The city has collected about half of the fees it charged to property owners for cleanups at neglected sites last year, according to an analysis by Niagara Falls' top financial official.
City Controller Daniel Morello told lawmakers on Wednesday that in 2017 the city issued a total $135,372 in fines. It recouped about $75,000 — a collection rate of 55 percent.
This year the charges increased significantly. To date, the city has billed $225,632 to property owners for cleanups, of which the city has collected about $50,000, a rate of 22 percent.
Morello said the figures represent the total fines levied by the city and do not include the hourly labor costs in the Departments of Public Works and Code Enforcement associated with the cleanups. Unpaid fines are added to the next year's property tax bill. He was not tasked with evaluating the reasons for the fluctuation in fines, he said.
Niagara Falls City Council Chairman Andrew Touma said the analysis was scheduled due to requests from residents regarding the program.
Touma called this year's uptick in fines and decrease in collections concerning, particularly as the city continues to contemplate ways to generate new revenues and looks at future workforce reductions.

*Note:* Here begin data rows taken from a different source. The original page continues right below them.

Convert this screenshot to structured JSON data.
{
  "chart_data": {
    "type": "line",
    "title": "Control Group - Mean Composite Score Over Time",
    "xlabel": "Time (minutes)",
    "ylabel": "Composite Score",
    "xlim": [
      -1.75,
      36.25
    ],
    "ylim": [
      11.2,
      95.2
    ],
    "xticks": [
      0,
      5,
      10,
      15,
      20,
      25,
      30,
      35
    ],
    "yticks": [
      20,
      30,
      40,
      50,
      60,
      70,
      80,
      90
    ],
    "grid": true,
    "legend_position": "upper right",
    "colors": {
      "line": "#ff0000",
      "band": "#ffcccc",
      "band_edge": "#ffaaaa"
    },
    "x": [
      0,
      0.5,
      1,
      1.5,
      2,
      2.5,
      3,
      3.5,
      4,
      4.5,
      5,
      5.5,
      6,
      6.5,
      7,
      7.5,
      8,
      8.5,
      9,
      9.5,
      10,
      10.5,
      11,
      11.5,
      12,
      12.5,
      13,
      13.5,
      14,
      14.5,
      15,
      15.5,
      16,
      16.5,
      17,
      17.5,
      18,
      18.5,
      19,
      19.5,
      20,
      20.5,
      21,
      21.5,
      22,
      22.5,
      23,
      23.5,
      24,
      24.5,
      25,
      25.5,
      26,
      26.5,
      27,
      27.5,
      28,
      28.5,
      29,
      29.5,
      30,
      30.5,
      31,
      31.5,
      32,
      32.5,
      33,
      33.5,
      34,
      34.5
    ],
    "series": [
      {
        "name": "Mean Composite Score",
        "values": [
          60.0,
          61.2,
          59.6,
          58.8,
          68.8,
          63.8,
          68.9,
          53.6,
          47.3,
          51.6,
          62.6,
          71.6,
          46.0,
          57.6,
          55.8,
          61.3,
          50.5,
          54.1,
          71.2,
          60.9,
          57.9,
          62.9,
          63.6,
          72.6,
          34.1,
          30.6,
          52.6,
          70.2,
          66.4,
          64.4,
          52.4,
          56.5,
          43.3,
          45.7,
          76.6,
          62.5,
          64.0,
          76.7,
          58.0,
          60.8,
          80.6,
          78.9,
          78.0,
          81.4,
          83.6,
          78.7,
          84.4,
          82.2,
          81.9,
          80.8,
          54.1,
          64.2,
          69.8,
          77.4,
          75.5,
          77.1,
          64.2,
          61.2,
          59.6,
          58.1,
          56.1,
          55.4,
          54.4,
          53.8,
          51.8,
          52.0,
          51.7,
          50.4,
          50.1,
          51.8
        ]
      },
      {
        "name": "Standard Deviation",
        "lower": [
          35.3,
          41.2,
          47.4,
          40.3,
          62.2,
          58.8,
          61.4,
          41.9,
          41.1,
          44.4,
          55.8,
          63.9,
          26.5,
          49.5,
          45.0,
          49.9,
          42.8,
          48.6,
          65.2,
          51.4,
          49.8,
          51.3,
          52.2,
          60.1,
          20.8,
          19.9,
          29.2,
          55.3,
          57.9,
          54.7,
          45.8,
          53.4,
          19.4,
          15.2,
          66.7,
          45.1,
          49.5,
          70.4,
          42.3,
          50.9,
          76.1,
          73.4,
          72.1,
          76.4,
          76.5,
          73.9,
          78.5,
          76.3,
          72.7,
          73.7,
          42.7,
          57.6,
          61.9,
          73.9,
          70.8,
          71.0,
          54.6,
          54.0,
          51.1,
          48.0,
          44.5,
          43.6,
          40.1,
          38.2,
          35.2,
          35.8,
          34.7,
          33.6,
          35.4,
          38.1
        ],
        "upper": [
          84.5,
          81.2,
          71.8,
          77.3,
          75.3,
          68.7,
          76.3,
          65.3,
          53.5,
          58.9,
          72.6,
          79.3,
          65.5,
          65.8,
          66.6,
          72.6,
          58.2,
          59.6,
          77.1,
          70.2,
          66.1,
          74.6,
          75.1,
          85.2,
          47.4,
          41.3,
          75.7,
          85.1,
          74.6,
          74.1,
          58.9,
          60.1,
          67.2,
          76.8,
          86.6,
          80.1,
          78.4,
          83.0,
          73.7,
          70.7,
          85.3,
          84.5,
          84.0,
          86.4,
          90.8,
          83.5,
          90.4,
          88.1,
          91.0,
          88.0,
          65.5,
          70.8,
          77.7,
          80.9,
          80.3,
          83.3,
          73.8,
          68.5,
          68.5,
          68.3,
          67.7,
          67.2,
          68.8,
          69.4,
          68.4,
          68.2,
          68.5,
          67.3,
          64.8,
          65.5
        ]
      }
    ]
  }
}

"That’s a big problem," he said.
Touma said he considered the program "somewhat effective" in that it is aimed at relieving immediate quality of life impacts on residents living next to or near neglected properties, but there remains "room for improvement."
After questions from Councilman Kenny Tompkins, the city's corporation counsel, Craig Johnson, said the city could not pursue owners to recoup the fines because the charges are attached to the property and not the individual.
"Is there any way we can change that?" Tompkins asked, which Johnson said was not possible under state Real Property Tax Law.
After two years of unpaid taxes homes are placed in foreclosure and head to the in-rem auction. The funds are in part used to cover unpaid property taxes. Surplus from the sales is split evenly between the Falls and Niagara County governments.